Tony McEvoy not ready to pop the Kourk on French stayer just yet

Tony McEvoy has had more success than most with the imported European stayer, but expectations are being kept in check with French-bred Kourkam before the group 3 JRA Plate at Randwick on Saturday.

“In this field if he ran top five it would be a pass mark,” McEvoy said.

Bookmakers are expecting the Albury Gold Cup winner to run a whole lot better than McEvoy’s top-five assessment, with Ladbrokes installing him an equal third favourite at $7.50 behind Leebaz ($3.10) on Thursday evening.

Kourkam is the latest in a string of McEvoy-trained horses to be plucked from the northern hemisphere and measure up in stakes company in recent years.

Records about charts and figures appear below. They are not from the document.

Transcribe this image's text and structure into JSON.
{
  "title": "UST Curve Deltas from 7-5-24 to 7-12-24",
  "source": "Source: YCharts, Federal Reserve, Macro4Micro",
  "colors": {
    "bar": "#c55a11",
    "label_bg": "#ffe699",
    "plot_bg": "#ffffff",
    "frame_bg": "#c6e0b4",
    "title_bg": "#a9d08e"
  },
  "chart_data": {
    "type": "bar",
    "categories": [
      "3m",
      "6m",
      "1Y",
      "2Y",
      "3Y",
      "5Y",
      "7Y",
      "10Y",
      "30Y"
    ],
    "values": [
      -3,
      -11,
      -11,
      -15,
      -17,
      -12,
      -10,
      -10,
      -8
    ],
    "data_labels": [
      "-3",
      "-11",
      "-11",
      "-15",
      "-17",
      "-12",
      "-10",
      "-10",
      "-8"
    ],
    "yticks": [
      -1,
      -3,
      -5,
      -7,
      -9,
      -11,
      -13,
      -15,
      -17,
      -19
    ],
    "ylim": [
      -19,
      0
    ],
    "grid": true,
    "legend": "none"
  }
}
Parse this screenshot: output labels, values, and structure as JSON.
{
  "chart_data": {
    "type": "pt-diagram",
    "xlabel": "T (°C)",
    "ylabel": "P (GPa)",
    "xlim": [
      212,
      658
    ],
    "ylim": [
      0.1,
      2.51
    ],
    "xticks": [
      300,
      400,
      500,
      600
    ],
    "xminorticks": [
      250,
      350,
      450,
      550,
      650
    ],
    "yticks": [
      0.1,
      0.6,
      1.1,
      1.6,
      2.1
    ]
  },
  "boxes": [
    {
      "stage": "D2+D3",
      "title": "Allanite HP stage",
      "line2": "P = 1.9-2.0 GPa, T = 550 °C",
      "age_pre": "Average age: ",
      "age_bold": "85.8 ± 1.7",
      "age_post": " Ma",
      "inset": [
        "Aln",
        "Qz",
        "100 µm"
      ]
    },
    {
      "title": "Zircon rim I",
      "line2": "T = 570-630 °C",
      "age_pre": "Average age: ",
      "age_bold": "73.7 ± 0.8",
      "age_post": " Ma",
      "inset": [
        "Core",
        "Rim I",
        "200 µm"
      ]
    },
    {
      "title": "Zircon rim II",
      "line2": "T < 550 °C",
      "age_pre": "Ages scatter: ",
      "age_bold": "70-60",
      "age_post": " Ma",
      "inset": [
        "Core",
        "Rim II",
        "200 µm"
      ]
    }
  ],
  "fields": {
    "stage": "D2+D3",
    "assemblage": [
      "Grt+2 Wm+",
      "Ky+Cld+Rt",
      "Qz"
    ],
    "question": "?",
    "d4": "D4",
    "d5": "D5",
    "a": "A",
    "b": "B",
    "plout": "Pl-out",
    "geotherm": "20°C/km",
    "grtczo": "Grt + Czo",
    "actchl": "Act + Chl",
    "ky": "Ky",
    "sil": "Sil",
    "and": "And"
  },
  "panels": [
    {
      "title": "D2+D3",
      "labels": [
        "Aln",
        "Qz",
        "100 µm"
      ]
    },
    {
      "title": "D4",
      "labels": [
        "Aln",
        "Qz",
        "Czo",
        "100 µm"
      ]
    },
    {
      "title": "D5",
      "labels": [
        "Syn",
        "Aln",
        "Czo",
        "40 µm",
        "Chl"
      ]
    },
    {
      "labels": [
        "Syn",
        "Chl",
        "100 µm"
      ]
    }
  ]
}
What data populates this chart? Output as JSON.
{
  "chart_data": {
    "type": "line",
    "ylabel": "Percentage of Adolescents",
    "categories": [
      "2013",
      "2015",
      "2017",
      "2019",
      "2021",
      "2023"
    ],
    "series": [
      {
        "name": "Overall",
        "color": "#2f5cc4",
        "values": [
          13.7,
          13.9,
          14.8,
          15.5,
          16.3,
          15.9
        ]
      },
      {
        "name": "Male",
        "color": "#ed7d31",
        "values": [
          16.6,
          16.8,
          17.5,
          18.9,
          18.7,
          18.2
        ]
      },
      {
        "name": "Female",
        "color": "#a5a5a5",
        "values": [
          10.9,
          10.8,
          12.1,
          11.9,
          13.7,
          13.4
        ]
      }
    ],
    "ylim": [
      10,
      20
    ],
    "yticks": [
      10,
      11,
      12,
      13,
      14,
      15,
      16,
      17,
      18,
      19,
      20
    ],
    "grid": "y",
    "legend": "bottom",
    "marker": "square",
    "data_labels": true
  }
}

Big Memory (Herbert Power) and Le Roi (Queen Elizabeth) both won at group level during the Melbourne spring carnival, but McEvoy has cautioned against elevating Kourkam into the same bracket.

“He’s not a Le Roi or a Big Memory, but he’s showing promise and I think next year will be his best year,” McEvoy said. “He’s a lightly fleshed horse and I think he’s still coming on.

“I haven’t overtaxed him and this is another step up in grade for him [on Saturday], but everything I’ve asked him to do he’s done very well. I was considering the Brisbane Cup, but I took two horses to Brisbane the other day and I was very nervous about the ground.

“They put up a good [4] and it raced like a soft [7]. The tracks are overraced and full of sand. It’s very false ground. I’m not sure I want to put him through that, so my plans at this stage [after the JRA Plate] are a little up in the air.”

What McEvoy can be a little more sure about is that Kourkam, to be ridden by his nephew Kerrin, is heading in the right direction after a grinding win in the Albury Gold Cup last start.

Having bungled the start, the five-year-old American Post gelding was forced to wheel to the outside and come with a rush to notch his first stakes success since arriving in Australia.

“I thought there was a lot of merit in the win,” McEvoy said. “[The Albury track] is like a saucer – it never stops turning. It’s like a ring on your finger and your only straight is the home straight and the rest is an absolute circle.

“We thought he would be in the first half-dozen, but he missed the start and Kerrin showed a cool head and was waiting for something to take him into the race. Nothing was happening so he had to do it all himself.”